Şanghay İşbirliği Örgütü Zirvesi için gittiği Özbekistan'da resmi temaslarını tamamlayan Erdoğan, Birleşmiş Milletler 77. Genel Kurulu'na katılmak üzere ABD’nin New York kentine geçerken, iktidara yakın gazetecilerin sorularını yanıtladı. Erdoğan, Tunç Soyer ile ilgili soru üzerine, şunları söyledi:

“Bu adamın istikameti filan yok. Bu, pusulayı şaşırmış ve terbiyeden uzak. Tarihini hakaretle ifade etmeye çalışan bir insan, bir defa bu milletin bir evladı olamaz. Bu millet, bu ecdatla anılıyor. Bu ecdatla şu anda biz iftihar ediyoruz. Ama ne yazık ki siyasetin içinde olmaktan öte, parti başkanı olanlarda bile ve üstelik tarihçiyim dedikleri halde bunu yapanların olması gerçekten bir akıl tutulmasıdır. 33 sene Osmanlı’yı idare eden bir Sultan Abdülhamid’e utanmadan, sıkılmadan öyle yakıştırmalar yapılması asla kabul edilemez.”

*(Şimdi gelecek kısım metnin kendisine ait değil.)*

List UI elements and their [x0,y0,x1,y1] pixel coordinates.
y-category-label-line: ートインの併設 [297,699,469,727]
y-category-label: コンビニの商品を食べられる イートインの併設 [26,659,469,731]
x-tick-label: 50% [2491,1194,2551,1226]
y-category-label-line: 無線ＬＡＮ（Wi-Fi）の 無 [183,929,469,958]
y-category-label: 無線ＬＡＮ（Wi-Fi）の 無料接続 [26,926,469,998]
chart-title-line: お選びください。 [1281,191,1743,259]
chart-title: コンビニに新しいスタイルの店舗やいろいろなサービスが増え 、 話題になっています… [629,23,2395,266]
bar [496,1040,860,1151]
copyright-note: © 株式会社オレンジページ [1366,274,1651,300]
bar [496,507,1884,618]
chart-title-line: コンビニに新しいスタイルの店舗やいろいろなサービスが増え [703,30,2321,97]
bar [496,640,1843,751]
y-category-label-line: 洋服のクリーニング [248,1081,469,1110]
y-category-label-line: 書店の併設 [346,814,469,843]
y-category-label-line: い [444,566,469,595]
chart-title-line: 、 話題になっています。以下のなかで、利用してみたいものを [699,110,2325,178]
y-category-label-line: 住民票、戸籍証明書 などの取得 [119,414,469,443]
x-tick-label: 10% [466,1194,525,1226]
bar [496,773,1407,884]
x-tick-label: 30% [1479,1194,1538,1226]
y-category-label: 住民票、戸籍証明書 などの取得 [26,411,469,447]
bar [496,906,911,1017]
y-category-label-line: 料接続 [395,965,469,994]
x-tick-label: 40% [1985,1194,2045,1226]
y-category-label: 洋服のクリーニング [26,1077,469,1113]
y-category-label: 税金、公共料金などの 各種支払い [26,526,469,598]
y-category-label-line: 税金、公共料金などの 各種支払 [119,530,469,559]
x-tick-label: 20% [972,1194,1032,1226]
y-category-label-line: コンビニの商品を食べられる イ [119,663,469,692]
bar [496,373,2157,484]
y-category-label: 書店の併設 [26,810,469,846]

Gazeteci Merdan Yanardağ’ı da hedef alan Erdoğan, “İfadeleri kesinlikle nefret suçuna da girer. Tabii bunların üzerine gitmemiz lazım. Yani bu meydan o kadar boş değil. Bunu bilmeleri gerekecek. Ecdadımıza eğer layık olacaksak bunlara hukuk çerçevesinde gereğini yapmamız lazım” diye konuştu.